Quando Donald Trump, em finais do ano passado, falou pela primeira vez no desejo de anexar o Canadá, a Groenlândia e o Canal do Panamá, pensei que o Presidente eleito estava a brincar, que se tratava de mais umas tiradas a que nos habituou.
Porém, quando ele volta a defender, numa conferência de imprensa na terça-feira, o alargamento dos interesses dos Estados Unidos e a não excluir a possibilidade de recorrer à força para conseguir alcançar os seus objectivos naquelas regiões, deixei de ter dúvidas de que os norte-americanos elegeram um louco rufia para a Casa Branca.
Vamos supor que Donald Trump recorre à força militar para anexar a Groenlândia e o Canadá. Uma das consequências mais previsíveis será o fim da Aliança Atlântica, pois o artigo 5 da Carta da NATO não poderá ser accionado, pois estamos perante três países membros dessa organização. Além do mais, ele defende o emprego da força militar para atingir objectivos políticos, económicos e geopolíticos.

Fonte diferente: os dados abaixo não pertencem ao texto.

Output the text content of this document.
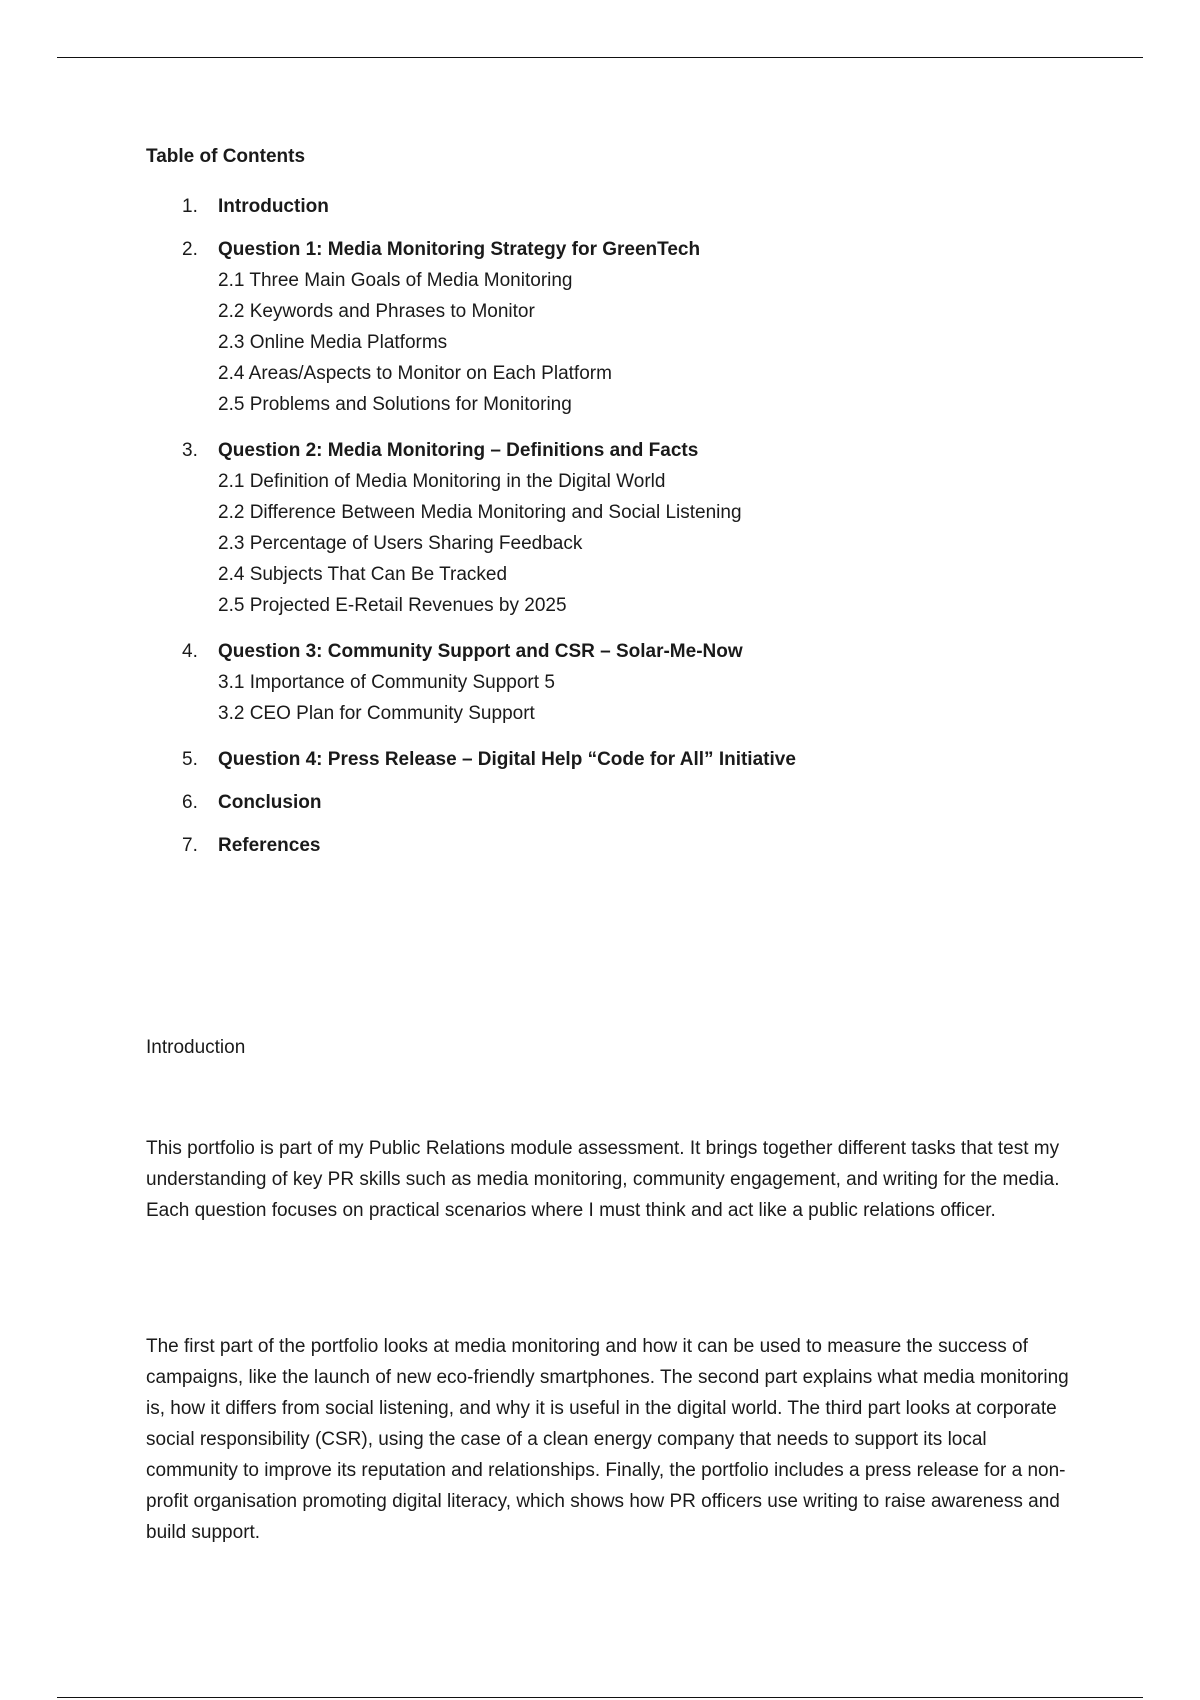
Table of Contents
1.	Introduction
2.	Question 1: Media Monitoring Strategy for GreenTech
2.1 Three Main Goals of Media Monitoring
2.2 Keywords and Phrases to Monitor
2.3 Online Media Platforms
2.4 Areas/Aspects to Monitor on Each Platform
2.5 Problems and Solutions for Monitoring
3.	Question 2: Media Monitoring – Definitions and Facts
2.1 Definition of Media Monitoring in the Digital World
2.2 Difference Between Media Monitoring and Social Listening
2.3 Percentage of Users Sharing Feedback
2.4 Subjects That Can Be Tracked
2.5 Projected E-Retail Revenues by 2025
4.	Question 3: Community Support and CSR – Solar-Me-Now
3.1 Importance of Community Support 5
3.2 CEO Plan for Community Support
5.	Question 4: Press Release – Digital Help “Code for All” Initiative
6.	Conclusion
7.	References
Introduction

This portfolio is part of my Public Relations module assessment. It brings together different tasks that test my understanding of key PR skills such as media monitoring, community engagement, and writing for the media. Each question focuses on practical scenarios where I must think and act like a public relations officer.

The first part of the portfolio looks at media monitoring and how it can be used to measure the success of campaigns, like the launch of new eco-friendly smartphones. The second part explains what media monitoring is, how it differs from social listening, and why it is useful in the digital world. The third part looks at corporate social responsibility (CSR), using the case of a clean energy company that needs to support its local community to improve its reputation and relationships. Finally, the portfolio includes a press release for a non-profit organisation promoting digital literacy, which shows how PR officers use writing to raise awareness and build support.
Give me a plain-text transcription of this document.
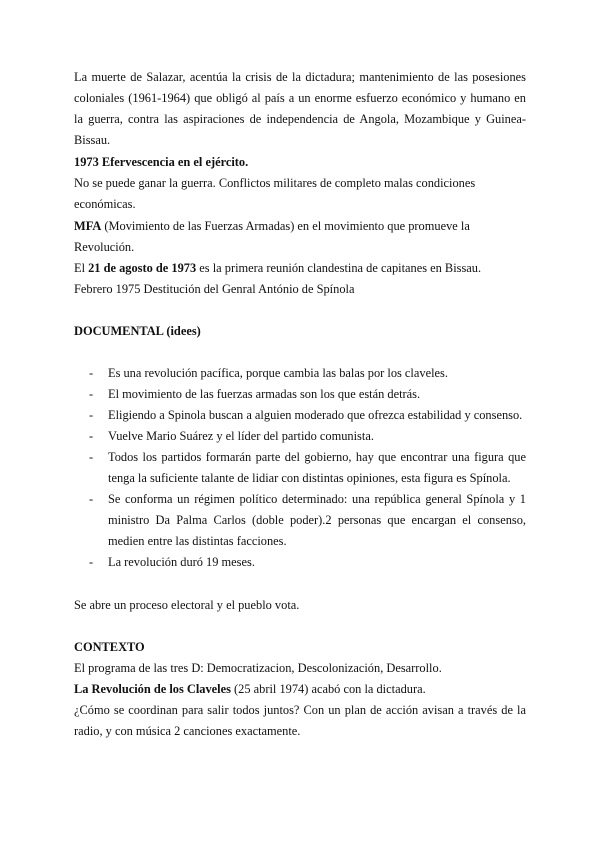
La muerte de Salazar, acentúa la crisis de la dictadura; mantenimiento de las posesiones coloniales (1961-1964) que obligó al país a un enorme esfuerzo económico y humano en la guerra, contra las aspiraciones de independencia de Angola, Mozambique y Guinea-Bissau.

1973 Efervescencia en el ejército.
No se puede ganar la guerra. Conflictos militares de completo malas condiciones económicas.

MFA (Movimiento de las Fuerzas Armadas) en el movimiento que promueve la Revolución.

El 21 de agosto de 1973 es la primera reunión clandestina de capitanes en Bissau.
Febrero 1975 Destitución del Genral António de Spínola

DOCUMENTAL (idees)

- Es una revolución pacífica, porque cambia las balas por los claveles.
- El movimiento de las fuerzas armadas son los que están detrás.
- Eligiendo a Spinola buscan a alguien moderado que ofrezca estabilidad y consenso.
- Vuelve Mario Suárez y el líder del partido comunista.
- Todos los partidos formarán parte del gobierno, hay que encontrar una figura que tenga la suficiente talante de lidiar con distintas opiniones, esta figura es Spínola.
- Se conforma un régimen político determinado: una república general Spínola y 1 ministro Da Palma Carlos (doble poder).2 personas que encargan el consenso, medien entre las distintas facciones.
- La revolución duró 19 meses.

Se abre un proceso electoral y el pueblo vota.

CONTEXTO
El programa de las tres D: Democratizacion, Descolonización, Desarrollo.
La Revolución de los Claveles (25 abril 1974) acabó con la dictadura.
¿Cómo se coordinan para salir todos juntos? Con un plan de acción avisan a través de la radio, y con música 2 canciones exactamente.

Aliás, Trump abre ainda mais a “caixa de Pandora” ao justificar a política expansionista do ditador russo Vladimir Putin, que considera que a Ucrânia não pode fazer parte da NATO, pois isso iria pôr em perigo a segurança da Rússia. E se o Kremlin considerar, como já considera, que o alargamento da Aliança Atlântica aos antigos países da zona de influência soviética e, recentemente, à Finlândia e Suécia, é “ilegal”, e lançar um ultimato para que a NATO volte às fronteiras de 1991, ano da queda da União Soviética? Como irão reagir os Estados Unidos? Será que Trump irá compreender os receios de Putin?
A política externa de Trump em relação à guerra entre a Rússia e a Ucrânia aponta para o abandono dos ucranianos à sua sorte, pois parece já ser de todo evidente que Kiev será o “bode expiatório”. Em vão o Presidente da Ucrânia, Volodomyr Zelensky, tenta convencer Trump a mudar de posição.
Aliás, o dirigente norte-americano já mentiu descaradamente ao mundo quando afirmou que resolveria o conflito russo-ucraniano em “24 horas”. Afinal, ele diz precisar de meio ano. Vamos ver.
Moscovo, inicialmente muito confiante em relação a Trump, espera com expectativa a política externa do dirigente norte-americano. O Kremlin já recusou a proposta de troca “de território por paz” e da não adesão da Ucrânia, mas quer muito mais: um Estado vassalo governado por pró-russos, algo muito semelhante à Bielorrússia e o desaparecimento de Zelensky e da sua equipa da vida política ucraniana. Washington pode aceitar esse cenário em troca do apoio da Rússia no confronto com China. Os contactos entre o Kremlin e Trump já começaram.
Quanto à União Europeia, se se quiser manter viva, terá de fazer esforços titânicos na sua segurança e defesa. Se os Estados Unidos deixarem de apoiar a Ucrânia, a UE terá de saber manter-se unida. Caso contrário, poderá passar à história.
José Manuel Durão Barroso, antigo dirigente da União Europeia, tido como um dos dirigentes europeus que melhor conhece o que vai na cabeça de Putin, afirmou numa entrevista à CNN Portugal: “Baseado na minha experiência de lidar com o presidente Putin durante tantos anos, e também do conhecimento que tenho da Ucrânia, francamente não acredito, não vejo hipótese de uma verdadeira reconciliação”. Só agora chegou a essa conclusão? É pena, pois vem muito tarde. Era preciso dizer isso em 2007(Discurso de Munique de Putin), ou em 2008 (Invasão russa da Geórgia), ou 2014 (Anexação da Crimeia pela Rússia).
Depois da invasão da Ucrânia em Março de 2022, Putin rebentou com o sistema de relações internacionais existente e mergulhou o mundo num caos. Esperemos que Trump não piore ainda mais as coisas.
P.S. Acho que os habitantes da Ilha Terceira, nos Açores, deverão estar de olhos bem abertos, porque Trump pode lembrar-se da Base das Lages.